Ciò non significa che la situazione a livello europeo sia definitivamente sotto controllo. L’epidemia è stata studiata e gli epidemiologi e i virologi dell’ISS sono riusciti a individuarne la causa e ipotizzare la zona d’origine con un certo grado di precisione, ma rimane il fatto che in molti paesi, soprattutto nell’Est Europa, i sistemi di sorveglianza dovrebbero essere migliorati.

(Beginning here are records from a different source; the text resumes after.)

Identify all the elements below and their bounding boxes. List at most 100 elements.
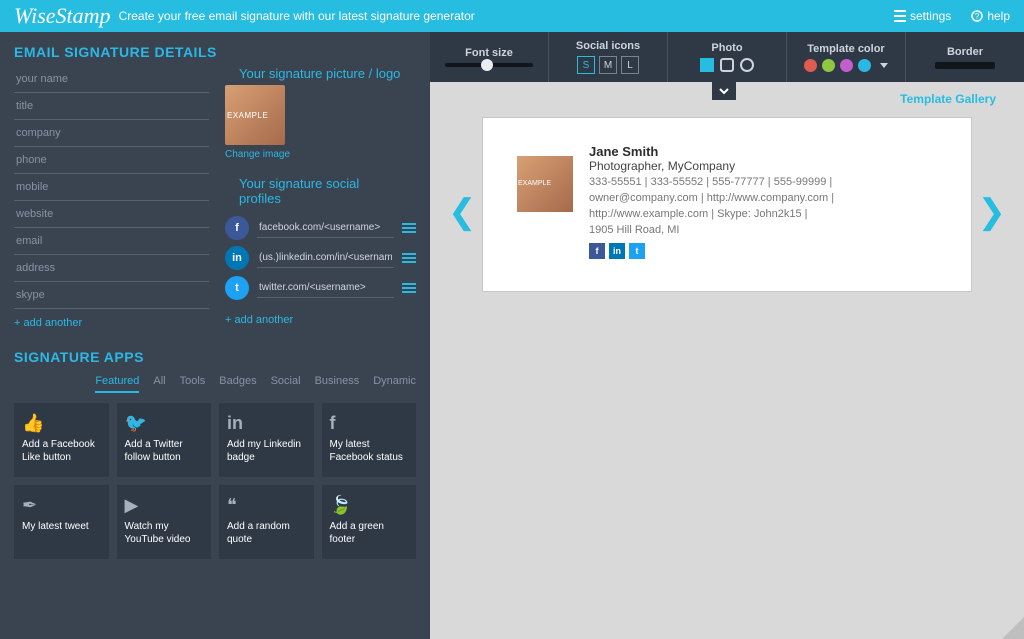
template-gallery-link[interactable]: Template Gallery <box>900 92 996 106</box>
twitter-input[interactable] <box>257 278 394 298</box>
mobile-field[interactable] <box>14 174 209 201</box>
settings-link[interactable]: settings <box>894 9 951 23</box>
add-field-link[interactable]: + add another <box>14 317 82 329</box>
apps-heading: SIGNATURE APPS <box>0 349 430 371</box>
tab-badges[interactable]: Badges <box>219 375 256 393</box>
signature-avatar[interactable] <box>225 85 285 145</box>
color-dot-3[interactable] <box>840 59 853 72</box>
twitter-icon: t <box>225 276 249 300</box>
app-twitter-follow[interactable]: 🐦Add a Twitter follow button <box>117 403 212 477</box>
font-size-label: Font size <box>465 47 513 59</box>
help-icon: ? <box>971 10 983 22</box>
linkedin-icon: in <box>227 413 306 433</box>
border-section: Border <box>906 32 1024 82</box>
preview-details: 333-55551 | 333-55552 | 555-77777 | 555-… <box>589 175 834 239</box>
social-row-facebook: f <box>225 216 416 240</box>
page-corner-fold <box>1002 617 1024 639</box>
preview-title: Photographer, MyCompany <box>589 159 834 173</box>
app-youtube[interactable]: ▶Watch my YouTube video <box>117 485 212 559</box>
template-color-section: Template color <box>787 32 906 82</box>
photo-section: Photo <box>668 32 787 82</box>
preview-twitter-icon: t <box>629 243 645 259</box>
add-social-link[interactable]: + add another <box>225 314 293 326</box>
next-template-arrow[interactable]: ❯ <box>978 192 1007 232</box>
youtube-icon: ▶ <box>125 495 204 515</box>
twitter-icon: 🐦 <box>125 413 204 433</box>
photo-shape-rounded[interactable] <box>720 58 734 72</box>
help-label: help <box>987 9 1010 23</box>
tab-all[interactable]: All <box>153 375 165 393</box>
chevron-down-icon <box>719 86 729 96</box>
reorder-icon[interactable] <box>402 223 416 233</box>
tab-tools[interactable]: Tools <box>180 375 206 393</box>
brand-logo: WiseStamp <box>14 3 111 29</box>
app-facebook-status[interactable]: f My latest Facebook status <box>322 403 417 477</box>
preview-line: 1905 Hill Road, MI <box>589 223 834 239</box>
app-label: My latest Facebook status <box>330 439 409 464</box>
app-green-footer[interactable]: 🍃Add a green footer <box>322 485 417 559</box>
social-icons-section: Social icons S M L <box>549 32 668 82</box>
help-link[interactable]: ? help <box>971 9 1010 23</box>
photo-shape-square[interactable] <box>700 58 714 72</box>
slider-thumb[interactable] <box>481 59 493 71</box>
quote-icon: ❝ <box>227 495 306 515</box>
photo-shape-circle[interactable] <box>740 58 754 72</box>
settings-label: settings <box>910 9 951 23</box>
color-dot-1[interactable] <box>804 59 817 72</box>
thumbs-up-icon: 👍 <box>22 413 101 433</box>
apps-tabs: Featured All Tools Badges Social Busines… <box>0 371 430 399</box>
preview-facebook-icon: f <box>589 243 605 259</box>
company-field[interactable] <box>14 120 209 147</box>
title-field[interactable] <box>14 93 209 120</box>
menu-icon <box>894 10 906 22</box>
quill-icon: ✒ <box>22 495 101 515</box>
app-facebook-like[interactable]: 👍 Add a Facebook Like button <box>14 403 109 477</box>
reorder-icon[interactable] <box>402 253 416 263</box>
svg-text:?: ? <box>975 12 980 21</box>
picture-heading: Your signature picture / logo <box>225 66 416 85</box>
left-panel: EMAIL SIGNATURE DETAILS + add another Yo… <box>0 32 430 639</box>
preview-line: owner@company.com | http://www.company.c… <box>589 191 834 207</box>
social-row-linkedin: in <box>225 246 416 270</box>
top-bar: WiseStamp Create your free email signatu… <box>0 0 1024 32</box>
address-field[interactable] <box>14 255 209 282</box>
email-field[interactable] <box>14 228 209 255</box>
phone-field[interactable] <box>14 147 209 174</box>
chevron-down-icon[interactable] <box>880 63 888 68</box>
linkedin-input[interactable] <box>257 248 394 268</box>
options-strip: Font size Social icons S M L Photo <box>430 32 1024 82</box>
border-label: Border <box>947 46 983 58</box>
prev-template-arrow[interactable]: ❮ <box>448 192 477 232</box>
color-dot-2[interactable] <box>822 59 835 72</box>
signature-preview: Jane Smith Photographer, MyCompany 333-5… <box>482 117 972 292</box>
fields-column: + add another <box>14 66 209 331</box>
preview-avatar <box>517 156 573 212</box>
change-image-link[interactable]: Change image <box>225 149 416 160</box>
font-size-slider[interactable] <box>445 63 533 67</box>
size-l[interactable]: L <box>621 56 639 74</box>
size-s[interactable]: S <box>577 56 595 74</box>
skype-field[interactable] <box>14 282 209 309</box>
tab-featured[interactable]: Featured <box>95 375 139 393</box>
template-color-label: Template color <box>807 43 884 55</box>
app-linkedin-badge[interactable]: inAdd my Linkedin badge <box>219 403 314 477</box>
name-field[interactable] <box>14 66 209 93</box>
tab-dynamic[interactable]: Dynamic <box>373 375 416 393</box>
tab-social[interactable]: Social <box>271 375 301 393</box>
facebook-input[interactable] <box>257 218 394 238</box>
social-row-twitter: t <box>225 276 416 300</box>
border-slider[interactable] <box>935 62 995 69</box>
app-quote[interactable]: ❝ Add a random quote <box>219 485 314 559</box>
website-field[interactable] <box>14 201 209 228</box>
social-icons-label: Social icons <box>576 40 640 52</box>
app-label: Add a random quote <box>227 521 306 546</box>
facebook-icon: f <box>330 413 409 433</box>
color-dot-4[interactable] <box>858 59 871 72</box>
app-latest-tweet[interactable]: ✒My latest tweet <box>14 485 109 559</box>
size-m[interactable]: M <box>599 56 617 74</box>
tab-business[interactable]: Business <box>315 375 360 393</box>
app-label: Add a Facebook Like button <box>22 439 101 464</box>
reorder-icon[interactable] <box>402 283 416 293</box>
strip-toggle[interactable] <box>712 82 736 100</box>
right-panel: Font size Social icons S M L Photo <box>430 32 1024 639</box>
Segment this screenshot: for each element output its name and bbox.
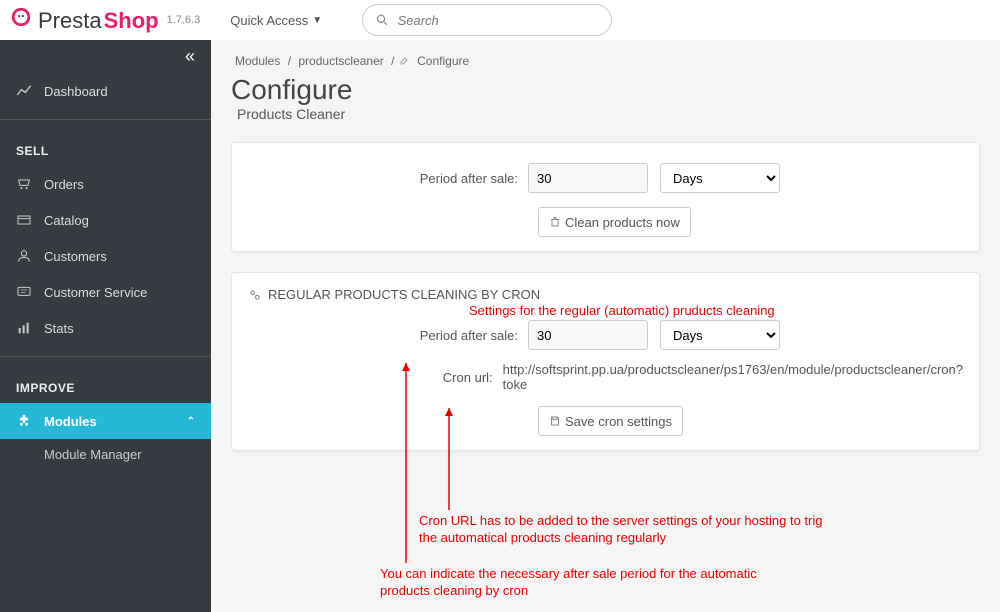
quick-access-label: Quick Access bbox=[230, 13, 308, 28]
nav-stats[interactable]: Stats bbox=[0, 310, 211, 346]
catalog-icon bbox=[16, 212, 32, 228]
period-input[interactable] bbox=[528, 163, 648, 193]
annotation-2: Cron URL has to be added to the server s… bbox=[419, 513, 829, 547]
logo-icon bbox=[10, 6, 32, 28]
nav-label: Customers bbox=[44, 249, 107, 264]
breadcrumb-c: Configure bbox=[417, 54, 469, 68]
section-improve: IMPROVE bbox=[0, 367, 211, 403]
cron-url-value: http://softsprint.pp.ua/productscleaner/… bbox=[503, 362, 963, 392]
nav-orders[interactable]: Orders bbox=[0, 166, 211, 202]
quick-access-dropdown[interactable]: Quick Access ▼ bbox=[230, 13, 322, 28]
version-label: 1.7.6.3 bbox=[167, 14, 201, 26]
breadcrumb-a[interactable]: Modules bbox=[235, 54, 280, 68]
cron-url-label: Cron url: bbox=[248, 370, 503, 385]
nav-modules[interactable]: Modules ⌃ bbox=[0, 403, 211, 439]
cron-unit-select[interactable]: Days bbox=[660, 320, 780, 350]
cron-period-label: Period after sale: bbox=[248, 328, 528, 343]
logo-text-b: Shop bbox=[104, 8, 159, 34]
page-subtitle: Products Cleaner bbox=[237, 106, 980, 122]
nav-label: Orders bbox=[44, 177, 84, 192]
nav-label: Catalog bbox=[44, 213, 89, 228]
search-box[interactable] bbox=[362, 4, 612, 36]
breadcrumb: Modules / productscleaner / Configure bbox=[231, 40, 980, 74]
period-unit-select[interactable]: Days bbox=[660, 163, 780, 193]
nav-customers[interactable]: Customers bbox=[0, 238, 211, 274]
logo-text-a: Presta bbox=[38, 8, 102, 34]
topbar: PrestaShop 1.7.6.3 Quick Access ▼ bbox=[0, 0, 1000, 40]
page-title: Configure bbox=[231, 74, 980, 106]
collapse-button[interactable]: « bbox=[0, 40, 211, 73]
annotation-3: You can indicate the necessary after sal… bbox=[380, 566, 760, 600]
section-sell: SELL bbox=[0, 130, 211, 166]
gears-icon bbox=[248, 288, 262, 302]
chevron-up-icon: ⌃ bbox=[187, 416, 195, 427]
caret-down-icon: ▼ bbox=[312, 15, 322, 26]
chat-icon bbox=[16, 284, 32, 300]
save-cron-button[interactable]: Save cron settings bbox=[538, 406, 683, 436]
wrench-icon bbox=[398, 55, 410, 67]
logo: PrestaShop bbox=[10, 6, 159, 34]
save-icon bbox=[549, 415, 561, 427]
dashboard-icon bbox=[16, 83, 32, 99]
nav-label: Stats bbox=[44, 321, 74, 336]
nav-module-manager[interactable]: Module Manager bbox=[0, 439, 211, 470]
nav-dashboard[interactable]: Dashboard bbox=[0, 73, 211, 109]
nav-label: Dashboard bbox=[44, 84, 108, 99]
panel-manual-clean: Period after sale: Days Clean products n… bbox=[231, 142, 980, 252]
sidebar: « Dashboard SELL Orders Catalog Customer… bbox=[0, 40, 211, 612]
person-icon bbox=[16, 248, 32, 264]
nav-label: Customer Service bbox=[44, 285, 147, 300]
cart-icon bbox=[16, 176, 32, 192]
search-icon bbox=[375, 12, 389, 28]
main-content: Modules / productscleaner / Configure Co… bbox=[211, 40, 1000, 612]
nav-catalog[interactable]: Catalog bbox=[0, 202, 211, 238]
stats-icon bbox=[16, 320, 32, 336]
trash-icon bbox=[549, 216, 561, 228]
panel-cron-clean: REGULAR PRODUCTS CLEANING BY CRON Period… bbox=[231, 272, 980, 451]
button-label: Clean products now bbox=[565, 215, 680, 230]
breadcrumb-b[interactable]: productscleaner bbox=[298, 54, 383, 68]
search-input[interactable] bbox=[398, 13, 600, 28]
period-label: Period after sale: bbox=[248, 171, 528, 186]
nav-customer-service[interactable]: Customer Service bbox=[0, 274, 211, 310]
puzzle-icon bbox=[16, 413, 32, 429]
button-label: Save cron settings bbox=[565, 414, 672, 429]
panel-heading: REGULAR PRODUCTS CLEANING BY CRON bbox=[268, 287, 540, 302]
cron-period-input[interactable] bbox=[528, 320, 648, 350]
clean-now-button[interactable]: Clean products now bbox=[538, 207, 691, 237]
nav-label: Modules bbox=[44, 414, 97, 429]
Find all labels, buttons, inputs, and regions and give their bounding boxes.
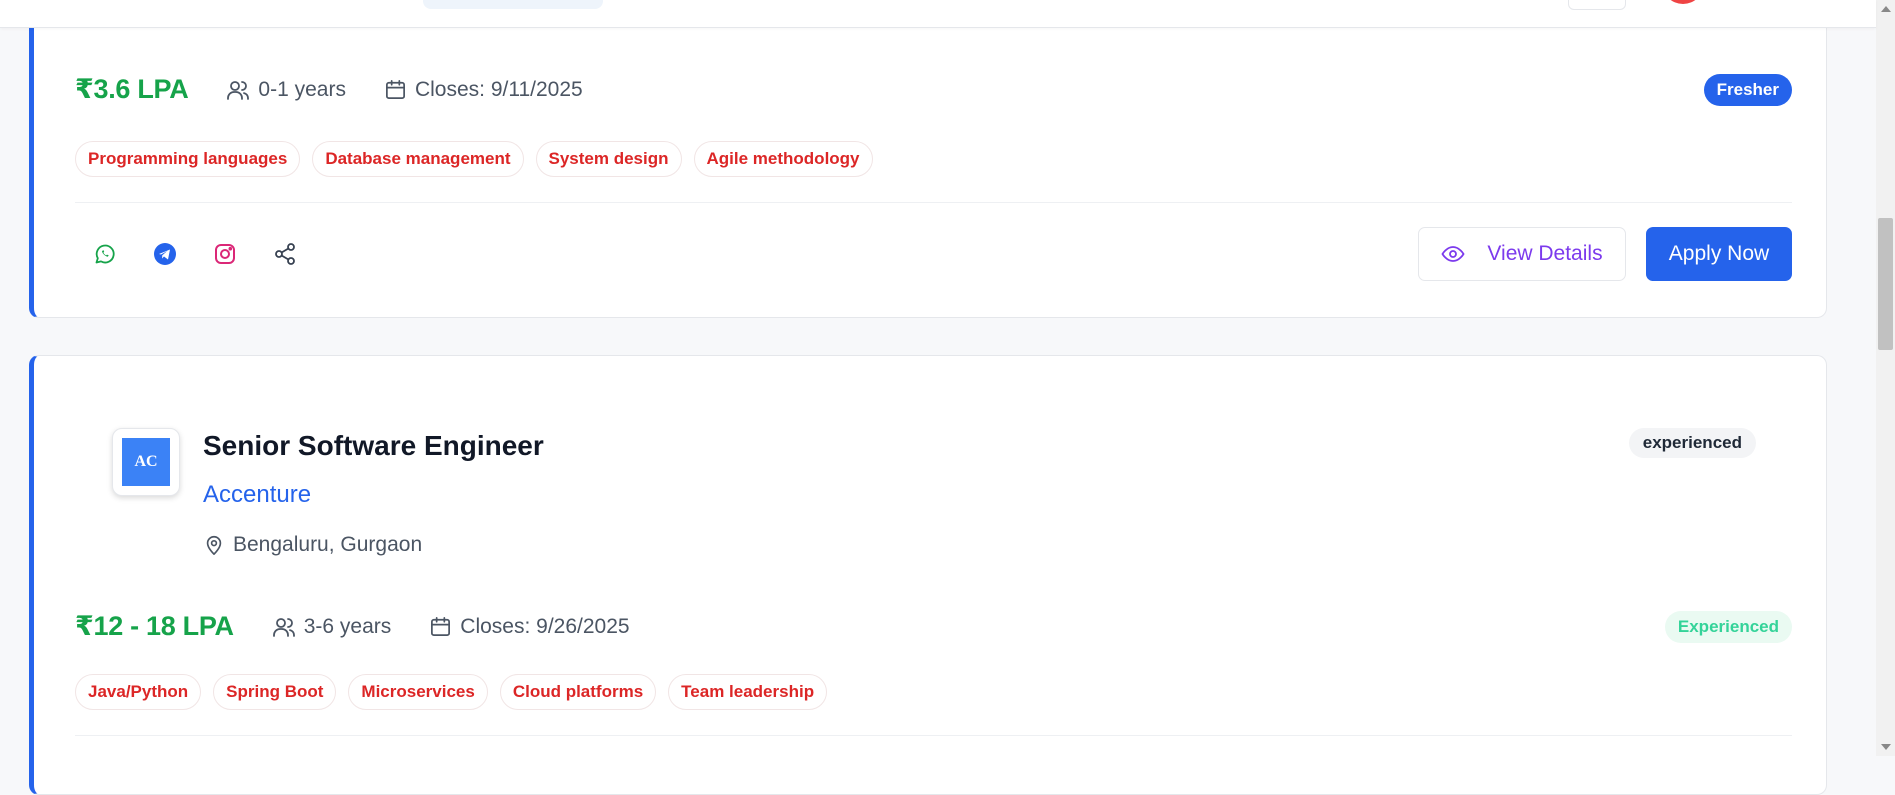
share-buttons xyxy=(75,234,315,274)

«Questo rende dunque molto difficile anche per un organismo sovranazionale come l’EFSA rintracciare con precisione l’origine di un’epidemia come questa – precisa la Ciccaglione – oltre che per gli stati che presentano casi di contaminazione.»

Il manifesto del Ministero della salute che invita a cuocere i frutti di bosco surgelati è ancora valido

In altre parole, l’aver individuato come responsabili dell’epidemia dei lotti di ribes rosso polacchi e delle more bulgare non basta. Bisognerebbe avere gli strumenti per capire prima di tutto in che modo e in che momento della filiera produttiva questi frutti di bosco si sono contaminati, per agire in maniera efficace.

«La necessità di coordinare a livello internazionale i sistemi di sorveglianza per ridurre le diseguaglianze nei diversi paesi europei – conclude Ciccaglione – sarà oggetto di discussione il prossimo mese di ottobre a Stoccolma, anche se la strada è ancora lunga e complessa». L’epidemia di epatite A causata da frutti di bosco surgelati contaminati dal virus sembra rientrata, ma il problema a livello europeo è ancora aperto e complesso da gestire, visto che secondo l’Efsa potrebbero essere ancora in circolazione lotti contaminati.